Just in time for Halloween we are pleased to announce a spooky new addition to our Gemmell Collection of “Dance of Death” books, the appropriately titled Auch ein Totentanz (i.e. Yet Another Dance of Death). The Dance of Death is an artistic genre born in the late medieval period which incorporated images of Death, personified as a skeleton, leading people (sometimes dancing) to their death. It played on the idea that life is fleeting and temporary and that, regardless of rank or station, we all die.
Our latest acquisition is certainly not medieval though. Produced in the mid nineteenth century by German artist Alfred Rethel (1816-1859) with accompanying verse from Robert Reinick (1805-1852) Auch ein Totentanz recalls the earlier Dance of Death genre (particularly Hans Holbein’s version) but updates it to the nineteenth century. It takes the form of a highly politicised series of six woodcuts illustrating the danger of revolution. Popular uprisings and democratic revolutions spread across Europe during 1848 and this series was apparently conceived in response to the revolutionary sentiment, particularly perhaps the May 1849 uprising in Dresden, where the artist was resident.1 The series seems fundamentally conservative and anti-revolutionary in nature with the figure of Death deliberately misleading the working people into believing that they are righteously aggrieved, agitating them to rebel, then leading them to the barricades and their death in a hail of bullets. Despite some scholars now arguing that this counterrevolutionary message was not the artist’s intention, the series was apparently wildly popular with conservatives and those opposed to revolutionary republicanism and it was reprinted in huge numbers across Europe and was even used in schools as a warning to children against radicalism.2
The story told by Auch ein Totentanz is roughly as follows: Death, wearing what readers would recognise as the tell-tale style of coat and hat of a revolutionary radical, is seen riding into a small German town. He sets up a stall in front of a tavern. A poster on the tavern wall bears the revolutionary slogan “Freiheit, Gleichheit, Brüderlichkeit” (i.e. Liberty, Equality, Fraternity). By holding the wrong part of the scales of justice Death proceeds to “con” the populace into believing that a worker’s clay pipe weighs the same as the king’s crown. He then leads the people to rebel , brandishing a sword labelled “Volks iustiz” (People’s Justice) before proceeding to the barricades where he holds the red flag aloft and watches on as the workers are shot to death by the army. The series ends with Death on horseback, crowned with triumphant laurels, surveying the carnage, accompanied by the text “Als Brüder alle, frei und gleich” (i.e. All as brothers free and equal) linking the revolutionary slogan of earlier with the traditional Dance of Death theme of equality in death.

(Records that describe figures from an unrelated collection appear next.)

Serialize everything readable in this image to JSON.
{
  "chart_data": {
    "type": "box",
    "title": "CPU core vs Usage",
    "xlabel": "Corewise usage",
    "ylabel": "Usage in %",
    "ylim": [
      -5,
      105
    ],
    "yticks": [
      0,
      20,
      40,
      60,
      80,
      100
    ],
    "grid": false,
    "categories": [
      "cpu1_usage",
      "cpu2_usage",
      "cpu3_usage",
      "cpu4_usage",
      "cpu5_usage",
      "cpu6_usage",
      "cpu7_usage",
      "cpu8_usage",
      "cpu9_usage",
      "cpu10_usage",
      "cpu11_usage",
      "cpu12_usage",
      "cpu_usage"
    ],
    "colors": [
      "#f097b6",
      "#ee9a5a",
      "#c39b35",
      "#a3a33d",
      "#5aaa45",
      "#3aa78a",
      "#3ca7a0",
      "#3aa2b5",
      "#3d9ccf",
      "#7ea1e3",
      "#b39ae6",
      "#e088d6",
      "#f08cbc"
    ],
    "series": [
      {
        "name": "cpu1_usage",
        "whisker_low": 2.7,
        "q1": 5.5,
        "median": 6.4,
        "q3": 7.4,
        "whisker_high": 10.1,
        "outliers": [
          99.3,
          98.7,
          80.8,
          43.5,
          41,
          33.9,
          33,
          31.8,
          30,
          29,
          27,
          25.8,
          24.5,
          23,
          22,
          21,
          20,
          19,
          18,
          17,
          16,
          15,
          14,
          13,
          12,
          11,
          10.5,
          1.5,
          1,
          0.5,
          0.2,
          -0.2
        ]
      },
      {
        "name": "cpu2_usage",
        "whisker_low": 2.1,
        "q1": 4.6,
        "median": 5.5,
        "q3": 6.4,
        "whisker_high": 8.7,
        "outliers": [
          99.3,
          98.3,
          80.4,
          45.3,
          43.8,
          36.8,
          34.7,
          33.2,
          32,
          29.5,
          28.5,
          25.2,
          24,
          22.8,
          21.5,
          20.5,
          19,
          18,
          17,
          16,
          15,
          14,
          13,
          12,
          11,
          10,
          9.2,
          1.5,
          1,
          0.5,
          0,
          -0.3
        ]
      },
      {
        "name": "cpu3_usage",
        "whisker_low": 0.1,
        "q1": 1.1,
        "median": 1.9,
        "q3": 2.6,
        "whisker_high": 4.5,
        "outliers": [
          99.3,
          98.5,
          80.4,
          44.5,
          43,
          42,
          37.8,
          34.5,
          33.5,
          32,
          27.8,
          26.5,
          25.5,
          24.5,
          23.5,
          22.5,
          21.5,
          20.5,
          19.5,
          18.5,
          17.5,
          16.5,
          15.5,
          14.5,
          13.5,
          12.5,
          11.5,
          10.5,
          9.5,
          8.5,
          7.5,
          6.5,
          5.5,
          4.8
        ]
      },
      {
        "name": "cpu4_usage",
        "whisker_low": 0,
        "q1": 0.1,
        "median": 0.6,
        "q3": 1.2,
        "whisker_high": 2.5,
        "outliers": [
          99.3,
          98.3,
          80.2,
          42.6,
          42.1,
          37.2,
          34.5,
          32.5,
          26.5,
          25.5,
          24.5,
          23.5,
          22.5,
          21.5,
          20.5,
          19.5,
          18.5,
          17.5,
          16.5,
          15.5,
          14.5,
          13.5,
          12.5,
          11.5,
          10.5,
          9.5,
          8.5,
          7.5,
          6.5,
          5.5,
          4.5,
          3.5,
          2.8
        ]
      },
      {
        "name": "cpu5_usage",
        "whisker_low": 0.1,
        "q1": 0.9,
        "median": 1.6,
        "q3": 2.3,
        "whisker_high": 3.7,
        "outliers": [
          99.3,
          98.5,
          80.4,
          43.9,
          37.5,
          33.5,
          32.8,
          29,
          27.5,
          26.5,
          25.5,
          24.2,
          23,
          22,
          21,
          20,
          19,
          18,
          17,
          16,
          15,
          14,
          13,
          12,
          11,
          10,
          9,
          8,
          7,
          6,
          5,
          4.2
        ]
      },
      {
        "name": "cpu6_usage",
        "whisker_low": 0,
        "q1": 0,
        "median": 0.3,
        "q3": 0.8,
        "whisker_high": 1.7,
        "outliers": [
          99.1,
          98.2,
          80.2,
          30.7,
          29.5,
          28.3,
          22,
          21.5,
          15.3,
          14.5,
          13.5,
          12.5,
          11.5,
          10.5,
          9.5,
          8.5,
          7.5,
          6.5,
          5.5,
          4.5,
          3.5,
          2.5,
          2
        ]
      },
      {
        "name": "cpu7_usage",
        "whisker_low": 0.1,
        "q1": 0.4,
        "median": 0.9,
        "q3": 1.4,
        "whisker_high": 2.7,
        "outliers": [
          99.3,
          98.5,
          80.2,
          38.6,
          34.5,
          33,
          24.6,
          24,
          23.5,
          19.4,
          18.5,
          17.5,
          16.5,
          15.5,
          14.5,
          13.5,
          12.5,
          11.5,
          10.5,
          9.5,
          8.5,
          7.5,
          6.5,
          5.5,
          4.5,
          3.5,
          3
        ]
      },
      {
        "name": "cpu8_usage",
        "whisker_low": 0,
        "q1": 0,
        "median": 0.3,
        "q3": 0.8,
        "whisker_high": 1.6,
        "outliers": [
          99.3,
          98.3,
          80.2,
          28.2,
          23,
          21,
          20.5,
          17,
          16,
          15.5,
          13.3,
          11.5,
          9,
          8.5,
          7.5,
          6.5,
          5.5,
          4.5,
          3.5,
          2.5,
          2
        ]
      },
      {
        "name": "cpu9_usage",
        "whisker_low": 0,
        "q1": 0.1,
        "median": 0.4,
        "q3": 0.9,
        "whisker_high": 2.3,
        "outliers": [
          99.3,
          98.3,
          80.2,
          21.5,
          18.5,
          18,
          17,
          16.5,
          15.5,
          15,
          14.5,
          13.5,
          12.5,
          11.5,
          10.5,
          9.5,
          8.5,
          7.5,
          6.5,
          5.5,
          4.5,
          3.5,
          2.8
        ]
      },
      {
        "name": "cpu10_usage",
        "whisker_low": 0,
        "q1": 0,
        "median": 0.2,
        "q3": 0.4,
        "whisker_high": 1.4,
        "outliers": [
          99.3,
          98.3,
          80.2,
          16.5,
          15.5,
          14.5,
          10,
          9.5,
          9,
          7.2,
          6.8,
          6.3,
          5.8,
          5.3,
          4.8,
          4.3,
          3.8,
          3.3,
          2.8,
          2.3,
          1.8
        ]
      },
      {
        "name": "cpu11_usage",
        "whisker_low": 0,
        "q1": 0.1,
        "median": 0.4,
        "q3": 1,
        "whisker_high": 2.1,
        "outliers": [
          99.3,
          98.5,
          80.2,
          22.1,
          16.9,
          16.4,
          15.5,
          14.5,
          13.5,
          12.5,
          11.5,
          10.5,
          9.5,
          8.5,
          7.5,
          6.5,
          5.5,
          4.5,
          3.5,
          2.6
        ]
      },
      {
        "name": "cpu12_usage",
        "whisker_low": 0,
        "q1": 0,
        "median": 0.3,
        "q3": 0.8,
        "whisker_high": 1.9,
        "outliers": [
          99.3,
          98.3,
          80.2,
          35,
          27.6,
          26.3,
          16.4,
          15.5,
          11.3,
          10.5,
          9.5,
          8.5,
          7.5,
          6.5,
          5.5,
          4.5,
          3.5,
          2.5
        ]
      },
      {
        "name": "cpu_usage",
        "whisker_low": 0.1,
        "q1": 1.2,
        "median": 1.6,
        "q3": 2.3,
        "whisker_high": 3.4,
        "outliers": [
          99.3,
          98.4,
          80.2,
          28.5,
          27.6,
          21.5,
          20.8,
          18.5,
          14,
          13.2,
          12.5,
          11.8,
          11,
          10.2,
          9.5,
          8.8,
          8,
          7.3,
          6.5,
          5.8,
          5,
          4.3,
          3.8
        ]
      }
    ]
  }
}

You can read more about the Dance of Death on our web pages.
1 Albert Boime (1991) “Alfred Rethel’s counterrevolutionary death dance” Art Bulletin 73, 4.
2 Peter Paret (1986) “The German revolution of 1848 and Rethel’s Dance of death” Journal of Interdisciplinary History XVII, I; and Paul Goldman (2012) Reading Victorian illustration, 1855-1875, Spoils of the Lumber Room (Farnham: Ashgate, 2012) p. 46; for an alternative views see Albert Boime (1991) “Alfred Rethel’s counterrevolutionary death dance” Art Bulletin 73, 4.